Secret Service blamed Palin for sudden spike in Obama death threats





-- by Dave

All of the talk about the special Newsweek report describing the backstage events in this year's presidential campaign has focused on various revelations about Sarah Palin's astonishing lack of knowledge about global and national affairs, as well as her spending sprees.

But this passage seemed at least as significant, if not more so:

The Obama campaign was provided with reports from the Secret Service showing a sharp and disturbing increase in threats to Obama in September and early October, at the same time that many crowds at Palin rallies became more frenzied. Michelle Obama was shaken by the vituperative crowds and the hot rhetoric from the GOP candidates. "Why would they try to make people hate us?" Michelle asked a top campaign aide.



Tim Shipman at the Telegraph (UK) has more:

Details of the spike in threats to Mr Obama come as a report last week by security and intelligence analysts Stratfor, warned that he is a high risk target for racist gunmen. It concluded: "Two plots to assassinate Obama were broken up during the campaign season, and several more remain under investigation. We would expect federal authorities to uncover many more plots to attack the president that have been hatched by white supremacist ideologues."

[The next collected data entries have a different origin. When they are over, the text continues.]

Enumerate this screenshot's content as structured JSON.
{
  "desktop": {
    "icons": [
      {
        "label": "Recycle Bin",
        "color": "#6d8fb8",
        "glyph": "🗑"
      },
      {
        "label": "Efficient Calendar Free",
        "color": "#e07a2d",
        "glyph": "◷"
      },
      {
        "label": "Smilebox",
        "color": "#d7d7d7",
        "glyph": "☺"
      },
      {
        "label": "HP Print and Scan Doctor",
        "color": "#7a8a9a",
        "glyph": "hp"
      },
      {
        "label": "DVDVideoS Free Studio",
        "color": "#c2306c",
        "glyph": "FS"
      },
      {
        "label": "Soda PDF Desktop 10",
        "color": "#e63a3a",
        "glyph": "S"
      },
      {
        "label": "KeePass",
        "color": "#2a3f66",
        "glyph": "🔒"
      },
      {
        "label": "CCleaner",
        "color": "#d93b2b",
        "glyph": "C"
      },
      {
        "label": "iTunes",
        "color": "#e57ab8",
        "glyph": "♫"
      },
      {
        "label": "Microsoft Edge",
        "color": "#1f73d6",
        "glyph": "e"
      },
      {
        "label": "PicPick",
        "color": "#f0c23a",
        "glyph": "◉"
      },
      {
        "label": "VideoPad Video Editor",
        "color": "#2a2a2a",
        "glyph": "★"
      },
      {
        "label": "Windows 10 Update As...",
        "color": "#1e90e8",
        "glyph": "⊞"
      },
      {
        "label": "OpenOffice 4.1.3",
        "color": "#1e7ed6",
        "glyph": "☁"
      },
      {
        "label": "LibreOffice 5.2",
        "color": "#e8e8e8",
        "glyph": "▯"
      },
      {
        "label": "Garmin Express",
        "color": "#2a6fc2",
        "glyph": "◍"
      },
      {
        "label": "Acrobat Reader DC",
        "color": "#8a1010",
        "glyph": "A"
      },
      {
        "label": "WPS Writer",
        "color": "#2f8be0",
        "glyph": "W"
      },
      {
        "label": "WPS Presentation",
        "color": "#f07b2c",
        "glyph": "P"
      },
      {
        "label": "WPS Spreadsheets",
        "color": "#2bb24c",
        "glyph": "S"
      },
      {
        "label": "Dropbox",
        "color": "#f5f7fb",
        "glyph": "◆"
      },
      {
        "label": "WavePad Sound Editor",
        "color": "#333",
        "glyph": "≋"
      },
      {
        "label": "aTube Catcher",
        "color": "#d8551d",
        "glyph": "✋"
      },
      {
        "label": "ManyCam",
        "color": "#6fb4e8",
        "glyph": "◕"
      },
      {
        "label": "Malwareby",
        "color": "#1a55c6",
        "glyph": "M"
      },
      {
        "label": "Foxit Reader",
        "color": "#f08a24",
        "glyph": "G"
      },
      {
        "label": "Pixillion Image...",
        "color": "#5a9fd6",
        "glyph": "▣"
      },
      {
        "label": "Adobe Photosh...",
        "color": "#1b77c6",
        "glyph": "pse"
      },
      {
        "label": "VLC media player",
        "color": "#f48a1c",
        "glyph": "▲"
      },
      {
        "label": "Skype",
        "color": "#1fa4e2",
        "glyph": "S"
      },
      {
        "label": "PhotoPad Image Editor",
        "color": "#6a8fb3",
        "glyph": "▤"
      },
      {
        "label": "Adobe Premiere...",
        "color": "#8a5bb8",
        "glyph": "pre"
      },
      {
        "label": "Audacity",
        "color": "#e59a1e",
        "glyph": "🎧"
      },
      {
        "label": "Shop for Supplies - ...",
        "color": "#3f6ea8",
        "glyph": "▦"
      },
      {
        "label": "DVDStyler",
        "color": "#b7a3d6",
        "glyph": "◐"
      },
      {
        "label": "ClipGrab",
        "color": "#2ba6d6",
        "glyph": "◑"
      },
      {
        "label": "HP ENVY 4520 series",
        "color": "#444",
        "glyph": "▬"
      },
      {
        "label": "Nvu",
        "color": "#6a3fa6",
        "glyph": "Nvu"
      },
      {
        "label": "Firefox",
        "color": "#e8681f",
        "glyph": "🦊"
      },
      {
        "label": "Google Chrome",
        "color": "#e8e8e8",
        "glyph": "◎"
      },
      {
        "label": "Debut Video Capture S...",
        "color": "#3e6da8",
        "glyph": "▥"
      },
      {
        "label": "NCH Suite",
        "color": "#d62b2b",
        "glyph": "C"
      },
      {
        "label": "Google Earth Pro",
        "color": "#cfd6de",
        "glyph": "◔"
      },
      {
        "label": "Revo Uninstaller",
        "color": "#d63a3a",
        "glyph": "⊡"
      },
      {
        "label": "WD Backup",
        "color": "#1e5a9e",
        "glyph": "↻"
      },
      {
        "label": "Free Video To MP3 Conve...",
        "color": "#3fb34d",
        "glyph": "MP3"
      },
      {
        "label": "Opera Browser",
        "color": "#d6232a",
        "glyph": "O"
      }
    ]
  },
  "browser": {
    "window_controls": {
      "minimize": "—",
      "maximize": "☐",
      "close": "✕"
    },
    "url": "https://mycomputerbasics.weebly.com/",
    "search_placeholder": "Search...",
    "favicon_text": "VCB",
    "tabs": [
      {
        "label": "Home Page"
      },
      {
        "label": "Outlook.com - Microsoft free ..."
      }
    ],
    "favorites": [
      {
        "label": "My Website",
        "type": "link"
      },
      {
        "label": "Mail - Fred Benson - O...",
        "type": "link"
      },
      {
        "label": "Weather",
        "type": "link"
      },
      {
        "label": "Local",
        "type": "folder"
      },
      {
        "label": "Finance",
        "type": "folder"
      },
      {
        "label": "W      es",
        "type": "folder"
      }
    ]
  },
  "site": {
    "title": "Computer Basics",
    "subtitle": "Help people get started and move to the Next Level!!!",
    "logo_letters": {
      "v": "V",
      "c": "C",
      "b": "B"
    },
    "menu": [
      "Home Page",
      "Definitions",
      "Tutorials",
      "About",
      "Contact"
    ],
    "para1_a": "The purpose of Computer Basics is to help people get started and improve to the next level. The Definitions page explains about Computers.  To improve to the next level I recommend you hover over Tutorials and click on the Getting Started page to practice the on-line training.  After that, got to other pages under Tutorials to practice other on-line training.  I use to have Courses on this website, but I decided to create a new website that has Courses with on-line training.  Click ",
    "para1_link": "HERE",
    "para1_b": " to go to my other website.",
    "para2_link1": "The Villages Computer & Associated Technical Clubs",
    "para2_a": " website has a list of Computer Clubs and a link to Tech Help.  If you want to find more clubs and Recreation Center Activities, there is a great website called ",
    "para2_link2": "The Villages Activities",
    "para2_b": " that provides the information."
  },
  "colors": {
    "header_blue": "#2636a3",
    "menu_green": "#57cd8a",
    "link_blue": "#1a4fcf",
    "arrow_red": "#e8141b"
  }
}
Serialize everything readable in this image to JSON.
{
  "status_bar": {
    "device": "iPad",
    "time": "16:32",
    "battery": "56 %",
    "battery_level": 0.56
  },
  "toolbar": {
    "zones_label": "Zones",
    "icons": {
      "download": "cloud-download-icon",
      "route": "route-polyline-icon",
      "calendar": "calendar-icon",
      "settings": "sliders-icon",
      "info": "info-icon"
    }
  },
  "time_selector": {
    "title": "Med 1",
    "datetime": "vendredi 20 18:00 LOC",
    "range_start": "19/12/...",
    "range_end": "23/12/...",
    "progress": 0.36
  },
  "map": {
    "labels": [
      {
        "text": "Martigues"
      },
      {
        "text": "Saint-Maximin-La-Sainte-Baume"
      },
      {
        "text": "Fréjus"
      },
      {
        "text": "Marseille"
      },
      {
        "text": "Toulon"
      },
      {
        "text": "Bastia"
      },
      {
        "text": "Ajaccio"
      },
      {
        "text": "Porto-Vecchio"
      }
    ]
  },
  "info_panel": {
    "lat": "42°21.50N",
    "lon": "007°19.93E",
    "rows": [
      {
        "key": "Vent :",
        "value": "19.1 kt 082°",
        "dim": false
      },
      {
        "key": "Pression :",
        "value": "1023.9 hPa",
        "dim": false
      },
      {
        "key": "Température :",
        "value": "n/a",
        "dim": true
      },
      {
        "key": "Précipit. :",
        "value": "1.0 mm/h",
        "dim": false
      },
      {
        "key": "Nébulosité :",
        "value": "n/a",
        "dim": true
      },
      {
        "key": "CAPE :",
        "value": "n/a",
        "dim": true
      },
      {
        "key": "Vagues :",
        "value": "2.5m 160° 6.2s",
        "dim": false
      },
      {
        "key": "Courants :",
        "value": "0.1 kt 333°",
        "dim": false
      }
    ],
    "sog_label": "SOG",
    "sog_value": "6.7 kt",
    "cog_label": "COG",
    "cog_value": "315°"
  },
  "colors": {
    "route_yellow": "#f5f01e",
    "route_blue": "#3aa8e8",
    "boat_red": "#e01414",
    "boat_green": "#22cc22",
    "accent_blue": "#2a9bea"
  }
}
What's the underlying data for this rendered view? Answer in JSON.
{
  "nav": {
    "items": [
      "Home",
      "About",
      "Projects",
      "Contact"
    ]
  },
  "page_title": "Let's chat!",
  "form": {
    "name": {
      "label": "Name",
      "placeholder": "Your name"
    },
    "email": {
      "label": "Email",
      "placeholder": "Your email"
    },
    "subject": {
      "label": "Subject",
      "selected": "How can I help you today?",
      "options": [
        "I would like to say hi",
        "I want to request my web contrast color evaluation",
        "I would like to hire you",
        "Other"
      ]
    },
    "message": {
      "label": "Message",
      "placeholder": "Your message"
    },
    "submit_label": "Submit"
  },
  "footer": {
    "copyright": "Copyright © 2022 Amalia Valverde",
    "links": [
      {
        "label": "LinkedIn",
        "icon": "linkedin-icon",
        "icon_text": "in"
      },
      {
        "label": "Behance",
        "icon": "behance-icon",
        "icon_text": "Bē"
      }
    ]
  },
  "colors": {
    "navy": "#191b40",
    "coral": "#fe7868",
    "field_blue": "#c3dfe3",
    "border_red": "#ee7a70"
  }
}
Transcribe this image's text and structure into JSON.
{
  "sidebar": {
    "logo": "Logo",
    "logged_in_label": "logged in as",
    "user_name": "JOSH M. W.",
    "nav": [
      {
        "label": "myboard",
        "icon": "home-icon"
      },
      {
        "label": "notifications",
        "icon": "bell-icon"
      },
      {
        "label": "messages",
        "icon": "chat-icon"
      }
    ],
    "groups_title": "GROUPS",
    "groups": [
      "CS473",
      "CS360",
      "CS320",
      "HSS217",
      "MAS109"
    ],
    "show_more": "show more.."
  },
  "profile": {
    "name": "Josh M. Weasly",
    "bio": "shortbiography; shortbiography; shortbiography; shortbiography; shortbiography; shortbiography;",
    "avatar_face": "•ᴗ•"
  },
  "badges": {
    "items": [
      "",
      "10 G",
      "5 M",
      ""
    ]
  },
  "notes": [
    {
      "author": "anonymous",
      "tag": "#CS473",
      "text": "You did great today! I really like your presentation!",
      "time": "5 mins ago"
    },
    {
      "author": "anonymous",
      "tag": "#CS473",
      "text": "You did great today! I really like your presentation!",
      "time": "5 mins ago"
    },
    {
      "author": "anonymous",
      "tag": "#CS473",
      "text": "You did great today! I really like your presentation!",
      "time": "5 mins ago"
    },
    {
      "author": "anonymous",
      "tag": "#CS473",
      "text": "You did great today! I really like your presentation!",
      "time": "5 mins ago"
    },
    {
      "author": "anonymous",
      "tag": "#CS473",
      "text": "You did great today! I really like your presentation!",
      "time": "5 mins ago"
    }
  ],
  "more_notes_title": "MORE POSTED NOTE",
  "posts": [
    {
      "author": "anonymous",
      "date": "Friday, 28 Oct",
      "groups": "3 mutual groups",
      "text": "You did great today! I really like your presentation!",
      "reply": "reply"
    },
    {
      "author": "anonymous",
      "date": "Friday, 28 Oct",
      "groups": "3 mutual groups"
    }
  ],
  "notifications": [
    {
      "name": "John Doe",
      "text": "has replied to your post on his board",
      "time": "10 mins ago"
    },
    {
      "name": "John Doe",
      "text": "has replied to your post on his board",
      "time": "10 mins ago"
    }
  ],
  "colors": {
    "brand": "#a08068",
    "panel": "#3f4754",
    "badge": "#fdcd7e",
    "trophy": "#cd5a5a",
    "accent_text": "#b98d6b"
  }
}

Irate John McCain aides, who blame Mrs Palin for losing the election, claim Mrs Palin took it upon herself to question Mr Obama's patriotism, before the line of attack had been cleared by Mr McCain.



There was a reason, I think, that people were repelled by the ugliness that proceeded from the McCain/Palin campaign this year -- common sense, after all, should tell you where this kind of ugliness was heading. It showed up at the polls.

The problem is finding a way to put out the fuse that they lit.